Thousands of flying foxes are 'boiled alive,' freaking people out as they fall from the sky

As the Northern Hemisphere starts to thaw from a record-breaking cold, the Southern Hemisphere is experiencing an exceptional heat wave, causing some bats to be “boiled” alive.

According to The Sun, flying foxes (otherwise known as fruit bats) were seen falling from trees near Sydney, Australia, despite the best efforts of animal welfare volunteers. The volunteers were able to save the lives of hundreds of babies and some adults, but the loss of life was far greater.

“The efforts of our volunteers yesterday was both heroic and heartbreaking,” a spokesman for the charity Help Save the Wildlife and Bushlands in Campbelltown, in New South Wales, told The Sun.

(Credit: Help Save the Wildlife and Bushlands in Campbelltown, Facebook)

“They basically boil,” Campbelltown colony manager Kate Ryan told the Cambelltown MacArthur Advertiser. “It affects their brain – their brain just fries and they become incoherent.”

“In extremely trying conditions, they worked tirelessly to provide subcutaneous fluids to the pups that could be reached and many lives were saved. But sadly, many lives were lost too,” he said.

Australia is experiencing a heat wave that has gone on for some time. On Sunday, Penrith, a suburb of Sydney, reached a temperature of just over 117 degrees Farenheit (47.3 degrees Celsius), making it the hottest day on record in the town, according to the New York Times.

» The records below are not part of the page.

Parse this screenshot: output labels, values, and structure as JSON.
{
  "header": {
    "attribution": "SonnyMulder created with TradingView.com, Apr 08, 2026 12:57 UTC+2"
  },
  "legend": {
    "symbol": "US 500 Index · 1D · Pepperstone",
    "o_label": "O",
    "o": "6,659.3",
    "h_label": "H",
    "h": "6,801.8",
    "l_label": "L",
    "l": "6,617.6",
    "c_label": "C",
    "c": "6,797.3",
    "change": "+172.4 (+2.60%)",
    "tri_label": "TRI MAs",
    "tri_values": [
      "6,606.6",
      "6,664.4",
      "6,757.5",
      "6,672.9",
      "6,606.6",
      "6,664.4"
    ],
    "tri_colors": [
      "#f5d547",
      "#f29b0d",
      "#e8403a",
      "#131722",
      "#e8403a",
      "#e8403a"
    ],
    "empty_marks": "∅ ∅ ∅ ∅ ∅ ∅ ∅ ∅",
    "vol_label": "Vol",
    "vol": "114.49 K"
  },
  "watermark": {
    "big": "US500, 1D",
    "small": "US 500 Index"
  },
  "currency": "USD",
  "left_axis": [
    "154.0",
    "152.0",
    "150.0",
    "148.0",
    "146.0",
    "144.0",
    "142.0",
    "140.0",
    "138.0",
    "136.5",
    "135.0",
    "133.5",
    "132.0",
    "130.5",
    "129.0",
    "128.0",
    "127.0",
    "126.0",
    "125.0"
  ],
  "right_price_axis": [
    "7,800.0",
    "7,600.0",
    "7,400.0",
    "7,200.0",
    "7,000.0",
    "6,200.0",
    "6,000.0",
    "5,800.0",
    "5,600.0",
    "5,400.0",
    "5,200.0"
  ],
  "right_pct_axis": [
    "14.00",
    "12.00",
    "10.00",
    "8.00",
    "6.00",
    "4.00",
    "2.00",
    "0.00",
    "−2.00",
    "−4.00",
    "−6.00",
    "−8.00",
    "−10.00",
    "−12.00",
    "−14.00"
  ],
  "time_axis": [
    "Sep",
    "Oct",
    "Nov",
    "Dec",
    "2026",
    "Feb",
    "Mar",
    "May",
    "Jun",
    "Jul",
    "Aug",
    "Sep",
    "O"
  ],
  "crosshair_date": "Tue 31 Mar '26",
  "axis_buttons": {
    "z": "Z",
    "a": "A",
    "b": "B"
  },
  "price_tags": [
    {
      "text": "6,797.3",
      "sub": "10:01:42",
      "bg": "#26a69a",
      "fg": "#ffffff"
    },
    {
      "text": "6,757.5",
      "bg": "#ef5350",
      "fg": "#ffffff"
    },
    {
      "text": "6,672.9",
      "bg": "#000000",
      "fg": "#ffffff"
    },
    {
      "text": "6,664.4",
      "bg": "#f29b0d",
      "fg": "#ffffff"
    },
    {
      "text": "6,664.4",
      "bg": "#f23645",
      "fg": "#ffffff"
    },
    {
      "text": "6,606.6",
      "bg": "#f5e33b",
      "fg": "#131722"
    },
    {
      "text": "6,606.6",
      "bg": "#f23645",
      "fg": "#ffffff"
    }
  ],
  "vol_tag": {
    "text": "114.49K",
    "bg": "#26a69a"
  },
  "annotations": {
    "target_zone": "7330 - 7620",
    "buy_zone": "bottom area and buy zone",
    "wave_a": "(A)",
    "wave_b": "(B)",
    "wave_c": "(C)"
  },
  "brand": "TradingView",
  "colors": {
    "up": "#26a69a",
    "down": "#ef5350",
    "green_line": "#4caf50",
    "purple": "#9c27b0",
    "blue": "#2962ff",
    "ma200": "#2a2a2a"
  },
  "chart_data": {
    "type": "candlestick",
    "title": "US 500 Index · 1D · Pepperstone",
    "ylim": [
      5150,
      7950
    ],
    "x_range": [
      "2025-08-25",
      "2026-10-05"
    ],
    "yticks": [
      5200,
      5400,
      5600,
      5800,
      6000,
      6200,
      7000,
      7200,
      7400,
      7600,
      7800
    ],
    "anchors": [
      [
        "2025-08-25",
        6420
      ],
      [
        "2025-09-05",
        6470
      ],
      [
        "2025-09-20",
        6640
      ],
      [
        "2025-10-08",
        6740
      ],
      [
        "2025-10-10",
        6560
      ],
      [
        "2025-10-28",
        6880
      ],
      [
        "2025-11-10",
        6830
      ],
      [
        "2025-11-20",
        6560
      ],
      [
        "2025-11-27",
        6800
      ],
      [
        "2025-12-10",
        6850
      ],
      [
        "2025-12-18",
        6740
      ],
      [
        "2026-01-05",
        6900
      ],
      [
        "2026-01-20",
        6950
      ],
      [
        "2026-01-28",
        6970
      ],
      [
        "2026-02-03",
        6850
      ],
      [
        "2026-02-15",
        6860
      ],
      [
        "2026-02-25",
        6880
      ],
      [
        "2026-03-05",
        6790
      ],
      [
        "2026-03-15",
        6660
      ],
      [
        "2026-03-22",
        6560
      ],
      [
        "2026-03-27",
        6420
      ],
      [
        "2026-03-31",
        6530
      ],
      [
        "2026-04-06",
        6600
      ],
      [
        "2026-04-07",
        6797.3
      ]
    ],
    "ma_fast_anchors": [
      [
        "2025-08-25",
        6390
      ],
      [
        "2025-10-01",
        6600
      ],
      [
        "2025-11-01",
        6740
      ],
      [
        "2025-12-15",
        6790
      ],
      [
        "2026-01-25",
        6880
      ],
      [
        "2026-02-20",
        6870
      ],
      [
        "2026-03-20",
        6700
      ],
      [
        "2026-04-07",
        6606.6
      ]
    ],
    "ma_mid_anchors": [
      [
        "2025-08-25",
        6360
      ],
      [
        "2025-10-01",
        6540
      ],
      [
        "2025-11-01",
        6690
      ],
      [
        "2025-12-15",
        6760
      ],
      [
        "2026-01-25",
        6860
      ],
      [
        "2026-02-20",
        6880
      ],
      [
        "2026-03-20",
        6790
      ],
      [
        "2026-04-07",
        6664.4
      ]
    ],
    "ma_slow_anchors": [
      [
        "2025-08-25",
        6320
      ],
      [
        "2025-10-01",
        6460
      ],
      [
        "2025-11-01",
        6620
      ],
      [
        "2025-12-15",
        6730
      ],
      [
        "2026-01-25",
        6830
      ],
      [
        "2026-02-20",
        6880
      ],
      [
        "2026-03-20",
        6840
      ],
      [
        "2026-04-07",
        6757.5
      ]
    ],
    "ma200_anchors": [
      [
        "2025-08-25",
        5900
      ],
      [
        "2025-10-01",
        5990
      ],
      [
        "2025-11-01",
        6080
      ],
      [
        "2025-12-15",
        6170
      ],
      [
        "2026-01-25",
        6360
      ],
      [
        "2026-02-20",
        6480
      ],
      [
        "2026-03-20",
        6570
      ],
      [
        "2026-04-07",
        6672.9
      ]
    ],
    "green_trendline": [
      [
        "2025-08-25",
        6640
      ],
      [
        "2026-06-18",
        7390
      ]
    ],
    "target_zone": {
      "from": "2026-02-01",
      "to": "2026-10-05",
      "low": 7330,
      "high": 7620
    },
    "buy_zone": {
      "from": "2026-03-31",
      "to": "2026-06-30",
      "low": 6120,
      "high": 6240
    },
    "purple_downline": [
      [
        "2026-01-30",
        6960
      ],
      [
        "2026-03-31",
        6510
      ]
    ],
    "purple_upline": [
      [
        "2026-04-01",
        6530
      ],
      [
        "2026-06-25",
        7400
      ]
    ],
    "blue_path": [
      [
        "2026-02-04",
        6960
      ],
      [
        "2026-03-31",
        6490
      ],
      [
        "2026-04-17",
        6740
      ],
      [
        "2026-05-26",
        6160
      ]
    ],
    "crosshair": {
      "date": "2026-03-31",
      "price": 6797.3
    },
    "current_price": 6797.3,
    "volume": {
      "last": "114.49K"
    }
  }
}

Melbourne is also experiencing near-record temps, having reached 104 degrees Farenheit (40.1 degrees Celsius).

The heat wave, localized in three states, has caused asphalt to melt and has been linked to bushfires and power outages affecting approximately 400 homes. Officials have issued emergency warnings in the Australian states of both Victoria and South Australia.